There are multiple aspects to methylotrophy that make it a wonderful model system. On the practical side, methylotrophs play a key role in the global cycling of C1 compounds (such as methane) and offer intriguiging biotechnological opportunities for the production of commodity chemicals from methanol. As mentioned above their physiology revolving around the internal production and consumption of a toxic intermediate, formaldehyde, is fascinating and involves the action of multiple unique metabolic modules that are not commonly present in other organisms.
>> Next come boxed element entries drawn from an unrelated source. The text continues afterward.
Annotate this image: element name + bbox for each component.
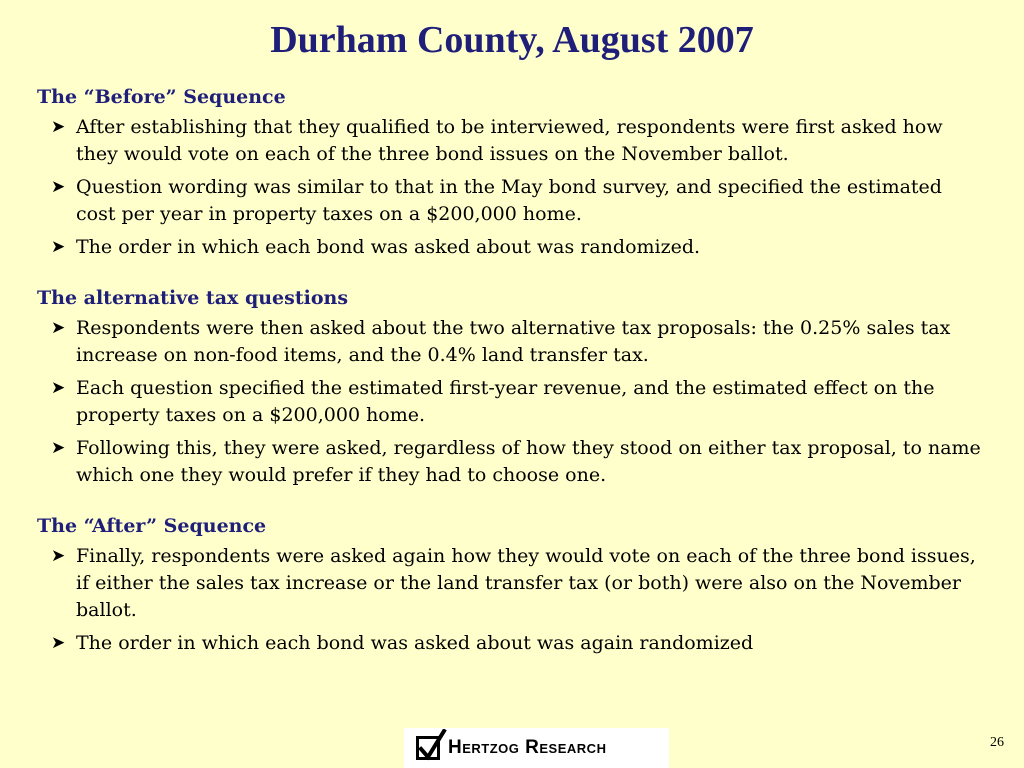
bullet-text: The order in which each bond was asked about was randomized.: [76, 236, 701, 258]
bullet-text: Following this, they were asked, regardless of how they stood on either tax proposal, to name which one they would prefer if they had to choose one.: [76, 437, 981, 486]
slide-title: Durham County, August 2007: [270, 19, 754, 61]
bullet-item: [37, 630, 987, 657]
page-number: 26: [990, 735, 1004, 750]
bullet-text: Each question specified the estimated first-year revenue, and the estimated effect on the property taxes on a $200,000 home.: [76, 377, 935, 426]
arrow-bullet-icon: ➤: [51, 438, 66, 458]
bullet-item: [37, 114, 987, 168]
arrow-bullet-icon: ➤: [51, 237, 66, 257]
hertzog-research-logo: [404, 728, 669, 768]
section-heading: The alternative tax questions: [37, 287, 349, 309]
bullet-text: Finally, respondents were asked again how they would vote on each of the three bond issues, if either the sales tax increase or the land transfer tax (or both) were also on the November ballot.: [76, 545, 976, 621]
bullet-text: After establishing that they qualified to be interviewed, respondents were first asked how they would vote on each of the three bond issues on the November ballot.: [76, 116, 943, 165]
bullet-list: [37, 543, 987, 657]
section-heading: The “After” Sequence: [37, 515, 267, 537]
section-alternative-tax-questions: [37, 284, 987, 489]
logo-text: Hertzog Research: [448, 737, 607, 758]
arrow-bullet-icon: ➤: [51, 378, 66, 398]
arrow-bullet-icon: ➤: [51, 546, 66, 566]
bullet-item: [37, 234, 987, 261]
section-heading: The “Before” Sequence: [37, 86, 286, 108]
bullet-list: [37, 315, 987, 489]
bullet-text: Respondents were then asked about the two alternative tax proposals: the 0.25% sales tax increase on non-food items, and the 0.4% land transfer tax.: [76, 317, 951, 366]
arrow-bullet-icon: ➤: [51, 318, 66, 338]
bullet-item: [37, 375, 987, 429]
slide-content: [37, 83, 987, 680]
bullet-text: Question wording was similar to that in the May bond survey, and specified the estimated cost per year in property taxes on a $200,000 home.: [76, 176, 942, 225]
section-after-sequence: [37, 512, 987, 657]
section-before-sequence: [37, 83, 987, 261]
arrow-bullet-icon: ➤: [51, 177, 66, 197]
bullet-item: [37, 435, 987, 489]
bullet-list: [37, 114, 987, 261]
arrow-bullet-icon: ➤: [51, 117, 66, 137]
bullet-item: [37, 315, 987, 369]
arrow-bullet-icon: ➤: [51, 633, 66, 653]
bullet-text: The order in which each bond was asked about was again randomized: [76, 632, 754, 654]
checkbox-check-icon: [416, 736, 440, 760]
bullet-item: [37, 174, 987, 228]
bullet-item: [37, 543, 987, 624]
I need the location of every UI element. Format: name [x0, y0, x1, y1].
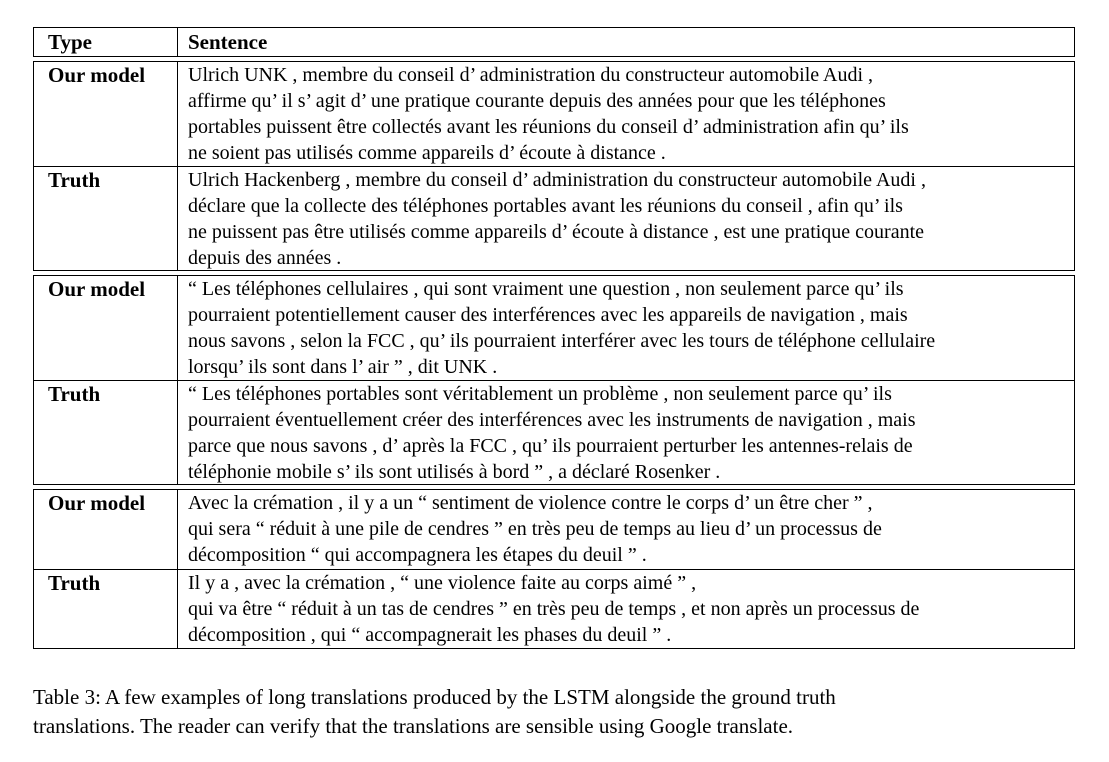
row-type: Our model: [48, 277, 146, 301]
table-row: [34, 380, 1074, 484]
header-sentence: Sentence: [188, 30, 268, 54]
example-group-2: [33, 275, 1075, 485]
table-row: [34, 62, 1074, 166]
sentence-line: décomposition “ qui accompagnera les étapes du deuil ” .: [188, 544, 647, 566]
row-sentence: [188, 381, 1068, 485]
sentence-line: Ulrich UNK , membre du conseil d’ administration du constructeur automobile Audi ,: [188, 64, 874, 86]
row-type: Our model: [48, 491, 146, 515]
sentence-line: décomposition , qui “ accompagnerait les phases du deuil ” .: [188, 624, 672, 646]
table-row: [34, 569, 1074, 648]
sentence-line: depuis des années .: [188, 247, 342, 269]
row-sentence: [188, 276, 1068, 380]
sentence-line: “ Les téléphones portables sont véritablement un problème , non seulement parce qu’ ils: [188, 383, 892, 405]
table-caption: [33, 683, 1075, 741]
sentence-line: “ Les téléphones cellulaires , qui sont vraiment une question , non seulement parce qu’ ils: [188, 278, 904, 300]
sentence-line: pourraient potentiellement causer des interférences avec les appareils de navigation , mais: [188, 304, 908, 326]
column-divider: [177, 28, 178, 56]
caption-line: translations. The reader can verify that the translations are sensible using Google translate.: [33, 714, 794, 738]
table-row: [34, 490, 1074, 569]
translation-table: [33, 27, 1075, 649]
sentence-line: Ulrich Hackenberg , membre du conseil d’ administration du constructeur automobile Audi ,: [188, 169, 926, 191]
row-sentence: [188, 62, 1068, 166]
table-row: [34, 166, 1074, 270]
sentence-line: Il y a , avec la crémation , “ une violence faite au corps aimé ” ,: [188, 572, 697, 594]
sentence-line: ne soient pas utilisés comme appareils d’ écoute à distance .: [188, 142, 666, 164]
sentence-line: lorsqu’ ils sont dans l’ air ” , dit UNK .: [188, 356, 498, 378]
sentence-line: déclare que la collecte des téléphones portables avant les réunions du conseil , afin qu’ ils: [188, 195, 903, 217]
sentence-line: qui sera “ réduit à une pile de cendres ” en très peu de temps au lieu d’ un processus de: [188, 518, 882, 540]
row-sentence: [188, 570, 1068, 648]
sentence-line: ne puissent pas être utilisés comme appareils d’ écoute à distance , est une pratique courante: [188, 221, 925, 243]
header-type: Type: [48, 30, 92, 54]
row-type: Truth: [48, 571, 101, 595]
row-sentence: [188, 490, 1068, 568]
row-sentence: [188, 167, 1068, 271]
sentence-line: nous savons , selon la FCC , qu’ ils pourraient interférer avec les tours de téléphone cellulaire: [188, 330, 936, 352]
row-type: Truth: [48, 382, 101, 406]
sentence-line: portables puissent être collectés avant les réunions du conseil d’ administration afin qu’ ils: [188, 116, 909, 138]
sentence-line: affirme qu’ il s’ agit d’ une pratique courante depuis des années pour que les téléphones: [188, 90, 886, 112]
row-type: Truth: [48, 168, 101, 192]
example-group-3: [33, 489, 1075, 649]
sentence-line: téléphonie mobile s’ ils sont utilisés à bord ” , a déclaré Rosenker .: [188, 461, 721, 483]
table-header: [33, 27, 1075, 57]
sentence-line: pourraient éventuellement créer des interférences avec les instruments de navigation , mais: [188, 409, 916, 431]
sentence-line: Avec la crémation , il y a un “ sentiment de violence contre le corps d’ un être cher ” ,: [188, 492, 873, 514]
example-group-1: [33, 61, 1075, 271]
caption-line: Table 3: A few examples of long translations produced by the LSTM alongside the ground truth: [33, 685, 836, 709]
table-row: [34, 276, 1074, 380]
sentence-line: parce que nous savons , d’ après la FCC , qu’ ils pourraient perturber les antennes-relais de: [188, 435, 913, 457]
sentence-line: qui va être “ réduit à un tas de cendres ” en très peu de temps , et non après un processus de: [188, 598, 920, 620]
row-type: Our model: [48, 63, 146, 87]
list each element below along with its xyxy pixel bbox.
It is the apparent evolutionary history of methylotrophy, however, that is perhaps the most compelling reason to pursue these organisms for our studies. First, methylotrophy clearly does not have a monophyletic origin. Examination of a phylogenetic tree of bacteria shows that methylotrophs are found in multiple clades of bacteria with non-methylotrophic sister taxa. However, the genes required for methylotrophic growth are highly conserved amongst methylotrophs, are found in large gene clusters, and have phylogenies that are often incongruent with that of the “organismal” 16S rDNA tree. These observations are consistent with methylotrophic lineages having arose multiple times, apparently as a consequence of horizontal gene transfer (HGT, genetic exchange between microbes -sometimes from different clades entirely) of methylotrophy gene clusters.
Methylobacterium extorquens AM1
M. extorquens AM1 is the best-understood methylotroph. It is an alpha-proteobacterium closely related to rhizobia and is a facultative methylotroph (can grow on C1 and multicarbon substrates). The figure to the right of a clover leafprint applied to a methanol-containing plate illustrates its niche as a leaf epiphyte (and yes, leaves really do make methanol – lots of it).
Approximately 100 methylotrophy genes have been identified thus far in Methylobacterium and the genome sequence (~8 MB) is nearly completed. Furthermore, a stoichiometric model of central metabolism has beeng generated and tested, expression microarrays and proteomic methods have been developed, and a series of genetic tools have been developed. These advances have made Methylobacterium a powerful model organsim.